A bit more than 20 years ago, the United States had a recession that was associated with the end of the .com craze, where it seemed that in order to get mad stacks of money from gullible investors and venture capitalists that all it was necessary to do was have a business model that was short on profits or even income but long on attempts to disrupt businesses through the use of the internet in one’s operations. It is easy to mock such an age, but at least it must be recognized that some businesses were greatly disrupted by companies who stole their customers, revenues, and profits through internet-based marketing and distribution efforts. The problem was that in the midst of the hype it was hard for ordinary people lacking in the knowledge of how to separate hype from sound analysis and reading of balance sheets and prospectus literature to tell the difference between the few companies that were lasting winners and the many that were headed for bankruptcy.
Separating the wheat from the chaff, or the wheat from the tares, has always been an important task for people. Whenever something becomes profitable, there are going to be a host of imitators who seek to take advantage of any popular trend and ride its coattails for their own gain, seeking to promote themselves as being a comparable to what is experiencing success. This is true whether the trends are political, as in the rush of attempts at republics that began in the late 1700’s after the American Revolution or the rash of failed attempts at socialist states in the aftermath of colonialism, or whether they are musical, literary, or anything else. Forms can be copied, but the often specific factors that lead to success for some and not for others are harder to understand, and still harder to recognize.

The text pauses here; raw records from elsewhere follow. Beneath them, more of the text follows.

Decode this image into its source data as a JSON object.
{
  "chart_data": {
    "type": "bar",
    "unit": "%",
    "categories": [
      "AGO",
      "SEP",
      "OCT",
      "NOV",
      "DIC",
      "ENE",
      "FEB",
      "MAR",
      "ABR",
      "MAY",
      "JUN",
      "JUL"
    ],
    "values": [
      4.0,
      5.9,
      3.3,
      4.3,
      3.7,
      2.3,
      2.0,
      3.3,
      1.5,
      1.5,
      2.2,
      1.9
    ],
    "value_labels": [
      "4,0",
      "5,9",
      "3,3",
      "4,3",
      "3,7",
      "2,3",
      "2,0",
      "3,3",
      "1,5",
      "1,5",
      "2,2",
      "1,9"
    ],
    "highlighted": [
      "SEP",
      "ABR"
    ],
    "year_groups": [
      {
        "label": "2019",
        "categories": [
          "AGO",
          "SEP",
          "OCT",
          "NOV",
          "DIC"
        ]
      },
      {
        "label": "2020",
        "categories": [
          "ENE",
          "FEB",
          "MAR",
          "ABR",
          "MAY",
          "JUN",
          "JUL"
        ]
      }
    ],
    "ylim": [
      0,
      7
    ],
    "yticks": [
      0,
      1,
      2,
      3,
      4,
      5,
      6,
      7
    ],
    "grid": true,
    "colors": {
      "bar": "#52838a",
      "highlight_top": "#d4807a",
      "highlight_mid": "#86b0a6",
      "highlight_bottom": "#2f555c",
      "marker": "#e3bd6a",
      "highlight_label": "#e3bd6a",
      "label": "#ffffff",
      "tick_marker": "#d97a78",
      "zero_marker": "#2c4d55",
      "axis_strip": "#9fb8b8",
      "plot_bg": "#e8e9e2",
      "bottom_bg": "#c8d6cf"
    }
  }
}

It usually takes time for the precious successes to be separated out from the more numerable failures, and when that time has been taken, one can see the factors that are essential for success for a particular model of thinking or behavior, and by then, the hype train has long since departed for other territories that are short on proven results and long on millennial expectations.
Where in the past there were examples of fairly lasting successes, the contemporary era has been much more filled with scams than it has been with actual business models that are worth following and that are made to last. The word sustainable gets tossed around far too frequently, but to the extent that anything is worthwhile about the term, it is in the fact that what is valuable and worthwhile is not made merely for today or merely for a short while, but is made to last. Far too little in this world is made to last, and much of that is deliberate. Yet those things that are not made to last are often not worth engaging with at all, since they will only break down and betray any trust that is placed in them. Even more than objects which at least will have some sort of value, a great deal of interest in contemporary crazes are for things like nfts and crypto that have not shown themselves to have any sort of value, and which are so dodgy and so absent of genuine wins that those who advocate them sometimes feel it necessary to manufacture hype through hacking in order to advertise their worthless products, a sign of bad faith if there ever was one.